University of Toronto professor, best-selling author, cultural phenomenon etc etc, Jordan Peterson, on Joe Rogan’s show, talking about his life-long depression.
Here’s the transcript: (starts 4:35 in, but the whole 30 minute interview is interesting — particularly because Peterson says the carnivore diet has made a radical difference in his life).
PETERSON: I’ve had depression since I was 13, probably, and very severe, and I’ve treated it a variety of ways, some of them quite successfully. But it’s been a constant battle, and my father had it, and his father had it, it’s just rife in my family……How do you define it?
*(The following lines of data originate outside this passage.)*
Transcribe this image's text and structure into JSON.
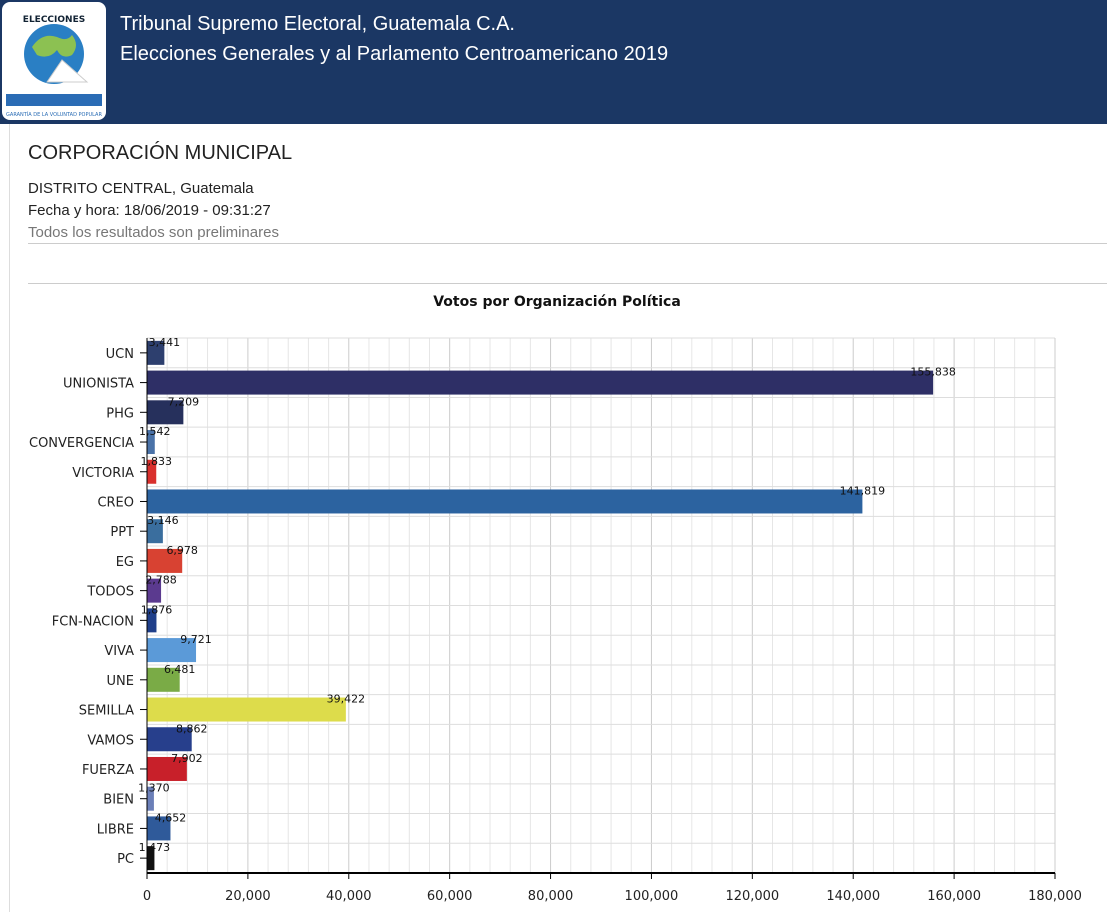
{
  "header": {
    "line1": "Tribunal Supremo Electoral, Guatemala C.A.",
    "line2": "Elecciones Generales y al Parlamento Centroamericano 2019",
    "logo_text": "Elecciones Generales 2019 - Tribunal Supremo Electoral Guatemala C.A. - Garantía de la voluntad popular"
  },
  "page": {
    "title": "CORPORACIÓN MUNICIPAL",
    "location": "DISTRITO CENTRAL, Guatemala",
    "datetime": "Fecha y hora: 18/06/2019 - 09:31:27",
    "note": "Todos los resultados son preliminares"
  },
  "chart_data": {
    "type": "bar",
    "orientation": "horizontal",
    "title": "Votos por Organización Política",
    "categories": [
      "UCN",
      "UNIONISTA",
      "PHG",
      "CONVERGENCIA",
      "VICTORIA",
      "CREO",
      "PPT",
      "EG",
      "TODOS",
      "FCN-NACION",
      "VIVA",
      "UNE",
      "SEMILLA",
      "VAMOS",
      "FUERZA",
      "BIEN",
      "LIBRE",
      "PC"
    ],
    "values": [
      3441,
      155838,
      7209,
      1542,
      1833,
      141819,
      3146,
      6978,
      2788,
      1876,
      9721,
      6481,
      39422,
      8862,
      7902,
      1370,
      4652,
      1473
    ],
    "labels": [
      "3,441",
      "155,838",
      "7,209",
      "1,542",
      "1,833",
      "141,819",
      "3,146",
      "6,978",
      "2,788",
      "1,876",
      "9,721",
      "6,481",
      "39,422",
      "8,862",
      "7,902",
      "1,370",
      "4,652",
      "1,473"
    ],
    "colors": [
      "#2d3f6e",
      "#2e2f66",
      "#26305c",
      "#4a72a8",
      "#d9302d",
      "#2c63a0",
      "#3a6e9e",
      "#d84232",
      "#5b3a8f",
      "#1f3f8a",
      "#5b9ad8",
      "#7aab46",
      "#dddc4b",
      "#273f8c",
      "#c8202a",
      "#6b7fb8",
      "#2f5a9a",
      "#111111"
    ],
    "xlim": [
      0,
      180000
    ],
    "xticks": [
      "0",
      "20,000",
      "40,000",
      "60,000",
      "80,000",
      "100,000",
      "120,000",
      "140,000",
      "160,000",
      "180,000"
    ],
    "grid": true
  }
}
Well, imagine that you wake up and that you remember that all your family was killed in a horrible accident yesterday. [I would feel that] all the time.
ROGAN: You would feel that even if nothing was wrong?
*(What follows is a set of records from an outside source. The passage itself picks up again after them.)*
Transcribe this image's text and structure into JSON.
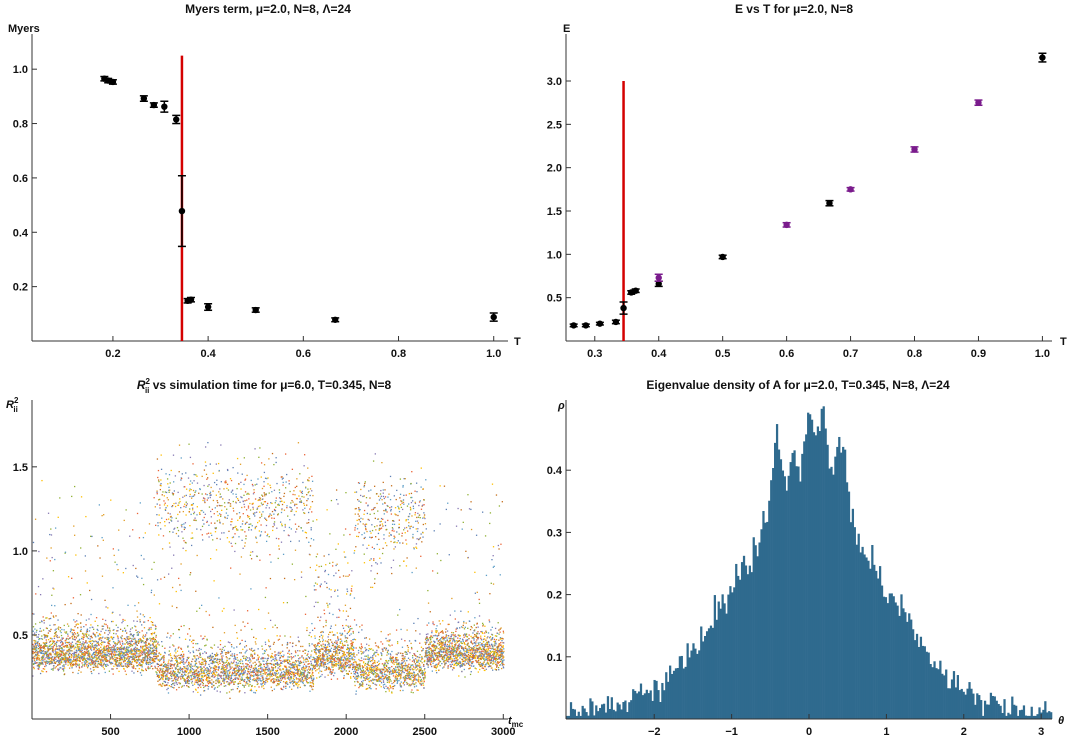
{
  "chart_data": [
    {
      "type": "scatter",
      "title": "Myers term, μ=2.0, N=8, Λ=24",
      "xlabel": "T",
      "ylabel": "Myers",
      "xlim": [
        0.03,
        1.03
      ],
      "ylim": [
        0.0,
        1.1
      ],
      "xticks": [
        0.2,
        0.4,
        0.6,
        0.8,
        1.0
      ],
      "xtick_labels": [
        "0.2",
        "0.4",
        "0.6",
        "0.8",
        "1.0"
      ],
      "yticks": [
        0.2,
        0.4,
        0.6,
        0.8,
        1.0
      ],
      "ytick_labels": [
        "0.2",
        "0.4",
        "0.6",
        "0.8",
        "1.0"
      ],
      "vline": {
        "x": 0.345,
        "ymax": 1.05,
        "color": "#d40000"
      },
      "series": [
        {
          "color": "#000000",
          "points": [
            {
              "x": 0.182,
              "y": 0.965,
              "err": 0.008
            },
            {
              "x": 0.19,
              "y": 0.958,
              "err": 0.008
            },
            {
              "x": 0.2,
              "y": 0.953,
              "err": 0.008
            },
            {
              "x": 0.265,
              "y": 0.892,
              "err": 0.01
            },
            {
              "x": 0.286,
              "y": 0.868,
              "err": 0.008
            },
            {
              "x": 0.308,
              "y": 0.862,
              "err": 0.02
            },
            {
              "x": 0.333,
              "y": 0.815,
              "err": 0.015
            },
            {
              "x": 0.345,
              "y": 0.478,
              "err": 0.13
            },
            {
              "x": 0.357,
              "y": 0.148,
              "err": 0.008
            },
            {
              "x": 0.364,
              "y": 0.152,
              "err": 0.008
            },
            {
              "x": 0.4,
              "y": 0.125,
              "err": 0.012
            },
            {
              "x": 0.5,
              "y": 0.114,
              "err": 0.008
            },
            {
              "x": 0.667,
              "y": 0.078,
              "err": 0.007
            },
            {
              "x": 1.0,
              "y": 0.088,
              "err": 0.015
            }
          ]
        }
      ]
    },
    {
      "type": "scatter",
      "title": "E vs T for μ=2.0, N=8",
      "xlabel": "T",
      "ylabel": "E",
      "xlim": [
        0.255,
        1.015
      ],
      "ylim": [
        0.0,
        3.45
      ],
      "xticks": [
        0.3,
        0.4,
        0.5,
        0.6,
        0.7,
        0.8,
        0.9,
        1.0
      ],
      "xtick_labels": [
        "0.3",
        "0.4",
        "0.5",
        "0.6",
        "0.7",
        "0.8",
        "0.9",
        "1.0"
      ],
      "yticks": [
        0.5,
        1.0,
        1.5,
        2.0,
        2.5,
        3.0
      ],
      "ytick_labels": [
        "0.5",
        "1.0",
        "1.5",
        "2.0",
        "2.5",
        "3.0"
      ],
      "vline": {
        "x": 0.345,
        "ymax": 3.0,
        "color": "#d40000"
      },
      "series": [
        {
          "color": "#000000",
          "points": [
            {
              "x": 0.267,
              "y": 0.18,
              "err": 0.015
            },
            {
              "x": 0.286,
              "y": 0.18,
              "err": 0.015
            },
            {
              "x": 0.308,
              "y": 0.2,
              "err": 0.015
            },
            {
              "x": 0.333,
              "y": 0.22,
              "err": 0.02
            },
            {
              "x": 0.345,
              "y": 0.38,
              "err": 0.07
            },
            {
              "x": 0.357,
              "y": 0.56,
              "err": 0.02
            },
            {
              "x": 0.364,
              "y": 0.58,
              "err": 0.02
            },
            {
              "x": 0.4,
              "y": 0.66,
              "err": 0.03
            },
            {
              "x": 0.5,
              "y": 0.97,
              "err": 0.02
            },
            {
              "x": 0.667,
              "y": 1.59,
              "err": 0.03
            },
            {
              "x": 1.0,
              "y": 3.27,
              "err": 0.05
            }
          ]
        },
        {
          "color": "#7a1b8c",
          "points": [
            {
              "x": 0.4,
              "y": 0.73,
              "err": 0.04
            },
            {
              "x": 0.6,
              "y": 1.34,
              "err": 0.025
            },
            {
              "x": 0.7,
              "y": 1.75,
              "err": 0.02
            },
            {
              "x": 0.8,
              "y": 2.21,
              "err": 0.03
            },
            {
              "x": 0.9,
              "y": 2.75,
              "err": 0.03
            }
          ]
        }
      ]
    },
    {
      "type": "scatter",
      "title_main": "R",
      "title_sup": "2",
      "title_sub": "ii",
      "title_rest": " vs simulation time for μ=6.0, T=0.345, N=8",
      "xlabel_main": "t",
      "xlabel_sub": "mc",
      "ylabel_main": "R",
      "ylabel_sup": "2",
      "ylabel_sub": "ii",
      "xlim": [
        0,
        3030
      ],
      "ylim": [
        0.0,
        1.85
      ],
      "xticks": [
        500,
        1000,
        1500,
        2000,
        2500,
        3000
      ],
      "xtick_labels": [
        "500",
        "1000",
        "1500",
        "2000",
        "2500",
        "3000"
      ],
      "yticks": [
        0.5,
        1.0,
        1.5
      ],
      "ytick_labels": [
        "0.5",
        "1.0",
        "1.5"
      ],
      "series_colors": [
        "#5e81b5",
        "#e19c24",
        "#8fb032",
        "#eb6235",
        "#8778b3",
        "#c56e1a",
        "#5d9ec7",
        "#ffbf00"
      ],
      "states": [
        {
          "from": 0,
          "to": 790,
          "low": 0.33,
          "high_frac": 0.0
        },
        {
          "from": 790,
          "to": 1790,
          "low": 0.22,
          "high": 1.28,
          "high_frac": 0.25
        },
        {
          "from": 1790,
          "to": 2050,
          "low": 0.3,
          "high": 0.85,
          "high_frac": 0.1
        },
        {
          "from": 2050,
          "to": 2500,
          "low": 0.22,
          "high": 1.2,
          "high_frac": 0.25
        },
        {
          "from": 2500,
          "to": 3030,
          "low": 0.33,
          "high_frac": 0.0
        }
      ]
    },
    {
      "type": "bar",
      "title": "Eigenvalue density of A for μ=2.0, T=0.345, N=8, Λ=24",
      "xlabel": "θ",
      "ylabel": "ρ",
      "xlim": [
        -3.14,
        3.14
      ],
      "ylim": [
        0.0,
        0.5
      ],
      "xticks": [
        -2,
        -1,
        0,
        1,
        2,
        3
      ],
      "xtick_labels": [
        "−2",
        "−1",
        "0",
        "1",
        "2",
        "3"
      ],
      "yticks": [
        0.1,
        0.2,
        0.3,
        0.4
      ],
      "ytick_labels": [
        "0.1",
        "0.2",
        "0.3",
        "0.4"
      ],
      "color": "#2f6a8e",
      "bins": 250,
      "peaks": [
        {
          "center": -0.42,
          "height": 0.41,
          "width": 0.07
        },
        {
          "center": 0.18,
          "height": 0.45,
          "width": 0.06
        },
        {
          "center": 0.0,
          "height": 0.43,
          "width": 0.06
        },
        {
          "center": -0.2,
          "height": 0.36,
          "width": 0.06
        },
        {
          "center": 0.42,
          "height": 0.42,
          "width": 0.07
        }
      ]
    }
  ]
}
PETERSON: Yes. It’s actually worse than that. One of the things Michaela (his daughter) told me was she thought,’Well, what’s it like to be depressed’? Well, imagine you have a dog and you really love the dog and then the dog dies. And then about 2 or 3 years ago, our dog died — it was Michaela’s dog, and she really liked that dog — and she said ‘That was bad, but it’s nowhere near as bad as being depressed.”
And I asked her, too, at one point when she was about 16, ‘Look you’ve got a choice, kid. Here’s the choice. You can either have depression or [her autoimmune] arthritis. Which one?’ [She said], ‘I’ll take the arthritis.’ Well, that was after she’d lost two joints. So it was no joke.
It’s no joke, man. There isn’t any — I wouldn’t say that, I wouldn’t say there’s nothing worse, because “worse” is a very deep hole — but it’s bad.
Then he spends about 30 minutes talking about what’s been a remarkable help for the two months he’s been on it — a pure carnivore diet. I don’t doubt it’s helped Peterson, at all, but as Rogan asks, from whence come his vitamins? Peterson tries to answer that question, but he acknowledges it’s sort of an experiment. (And by the way, you can’t really take Vitamin C supplements on this diet because they’ve got corn starch and other things that violate it).
Later on, he talked about going off his diet briefly, and the return of his depression — or as he describes it — the “overwhelming sense of impending doom. Seriously, I mean overwhelming. Like, there’s no way I could have lived like that…. [lie] in bed frozen in something approximating terror. ”
I don’t think people without this condition have any idea of the sleepless sense of doom and terror. Here’s hoping the diet continues to help him.
There’s overwhelming evidence that diet plays a major role in depression (particularly, through its effect on gut bacteria).